18. Reichen diese Maßnahmen aus Sicht der Landesregierung aus, um zu verhindern, dass es noch zu Übertragungen kommt?

Prävention eines erneuten Seuchenfalls

19. Welche Rolle spielen Luftfilter bei der Prävention der Vogelgrippe nach Einschätzung der Landesregierung? Wie viele Geflügelhaltungsanlagen (ab 30.000 Masthühnern, 15.000 Legehennen) haben Luftfilter?

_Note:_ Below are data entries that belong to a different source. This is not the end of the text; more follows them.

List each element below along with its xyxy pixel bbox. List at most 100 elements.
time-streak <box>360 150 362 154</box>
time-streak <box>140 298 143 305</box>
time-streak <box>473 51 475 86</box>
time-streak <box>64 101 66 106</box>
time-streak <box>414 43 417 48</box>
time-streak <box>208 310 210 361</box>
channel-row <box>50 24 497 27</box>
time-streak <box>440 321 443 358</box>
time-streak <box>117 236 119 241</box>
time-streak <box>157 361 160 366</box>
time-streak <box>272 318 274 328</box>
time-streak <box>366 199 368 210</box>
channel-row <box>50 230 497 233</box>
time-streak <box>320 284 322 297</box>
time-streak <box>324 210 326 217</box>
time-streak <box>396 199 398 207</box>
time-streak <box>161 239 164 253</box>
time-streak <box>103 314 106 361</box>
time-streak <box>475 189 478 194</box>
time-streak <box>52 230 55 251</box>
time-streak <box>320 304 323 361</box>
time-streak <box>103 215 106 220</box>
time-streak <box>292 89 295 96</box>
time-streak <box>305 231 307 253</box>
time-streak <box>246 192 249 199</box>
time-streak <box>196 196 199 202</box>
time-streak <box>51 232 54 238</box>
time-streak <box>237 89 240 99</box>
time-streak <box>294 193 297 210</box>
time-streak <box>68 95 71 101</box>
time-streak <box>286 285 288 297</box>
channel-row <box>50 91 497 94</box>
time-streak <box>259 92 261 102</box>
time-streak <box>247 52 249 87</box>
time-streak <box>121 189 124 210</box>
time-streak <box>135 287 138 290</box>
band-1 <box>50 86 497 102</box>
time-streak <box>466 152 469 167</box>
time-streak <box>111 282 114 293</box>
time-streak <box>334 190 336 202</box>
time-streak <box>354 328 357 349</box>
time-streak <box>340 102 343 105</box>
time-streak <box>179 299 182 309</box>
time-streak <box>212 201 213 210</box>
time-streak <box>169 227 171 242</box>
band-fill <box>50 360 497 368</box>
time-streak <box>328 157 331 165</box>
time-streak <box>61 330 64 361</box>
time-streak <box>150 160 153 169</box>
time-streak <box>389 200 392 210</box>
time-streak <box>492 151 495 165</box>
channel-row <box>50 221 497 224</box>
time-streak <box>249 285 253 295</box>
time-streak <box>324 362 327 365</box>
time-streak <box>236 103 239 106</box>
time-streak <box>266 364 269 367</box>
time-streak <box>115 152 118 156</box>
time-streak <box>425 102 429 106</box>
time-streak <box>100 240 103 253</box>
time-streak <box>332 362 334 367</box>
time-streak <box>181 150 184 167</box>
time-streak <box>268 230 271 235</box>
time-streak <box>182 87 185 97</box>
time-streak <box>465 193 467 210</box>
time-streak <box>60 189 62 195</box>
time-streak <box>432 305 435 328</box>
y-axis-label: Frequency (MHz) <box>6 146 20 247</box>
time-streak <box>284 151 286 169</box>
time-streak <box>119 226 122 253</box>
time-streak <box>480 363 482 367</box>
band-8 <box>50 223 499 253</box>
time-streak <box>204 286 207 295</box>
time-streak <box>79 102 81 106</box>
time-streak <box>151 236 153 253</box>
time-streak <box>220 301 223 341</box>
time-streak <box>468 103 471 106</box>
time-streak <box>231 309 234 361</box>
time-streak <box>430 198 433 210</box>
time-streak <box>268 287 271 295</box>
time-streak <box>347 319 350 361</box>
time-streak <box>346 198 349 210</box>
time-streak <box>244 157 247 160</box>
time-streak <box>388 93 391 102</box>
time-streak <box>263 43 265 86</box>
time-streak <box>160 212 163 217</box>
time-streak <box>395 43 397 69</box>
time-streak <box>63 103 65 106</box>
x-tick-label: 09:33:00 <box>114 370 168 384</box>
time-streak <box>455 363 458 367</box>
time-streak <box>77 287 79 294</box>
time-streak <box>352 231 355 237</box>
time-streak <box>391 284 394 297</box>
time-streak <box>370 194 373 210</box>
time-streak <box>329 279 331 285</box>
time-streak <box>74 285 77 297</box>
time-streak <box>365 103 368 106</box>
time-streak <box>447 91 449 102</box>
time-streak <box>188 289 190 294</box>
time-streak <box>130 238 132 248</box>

Welche Filter sind in den Anlagen wann eingebaut worden (bitte auflisten)?

20. Welche Maßnahmen werden die Kartzfehn Märkische Putenzucht GmbH und die Landesregierung treffen, um vorzubeugen, dass es beim nächsten Ausbruch der Vogelgrippe wieder zu einer Übertragung des Erregers von einem zum anderen Stall kommt?

21. Welche Schlussfolgerungen zieht die Landesregierung aus den Vogelgrippeausbrüchen in Tierhaltungsanlagen in Belgien, Frankreich und Italien?

22. Wie hoch schätzt die Landesregierung das Risiko ein, dass es im Herbst 2017 erneut zu einem Ausbruch der Vogelgrippe in Brandenburg kommt?

Rassegeflügel

23. Welche Gesetze und Verordnungen müssten geändert werden, um generelle Ausnahmen von einer landesweiten Stallpflicht für die Haltungen seltener Geflügelrassen zulassen zu können?

24. Welche Kenntnisse hat die Landesregierung darüber, wie viele Rassegeflügelzüchter ihre Zuchttierbestände reduziert und wie viele Rassegeflügelhalter infolge der Vogelgrippe ihre Hobbyhaltungen aufgebeben haben?

Gibt es Möglichkeiten, Rassegeflügelvereine zu entschädigen, etwa weil Ausstellungen aufgrund der Vogelgrippe abgesagt werden müssen? Wenn ja, welche?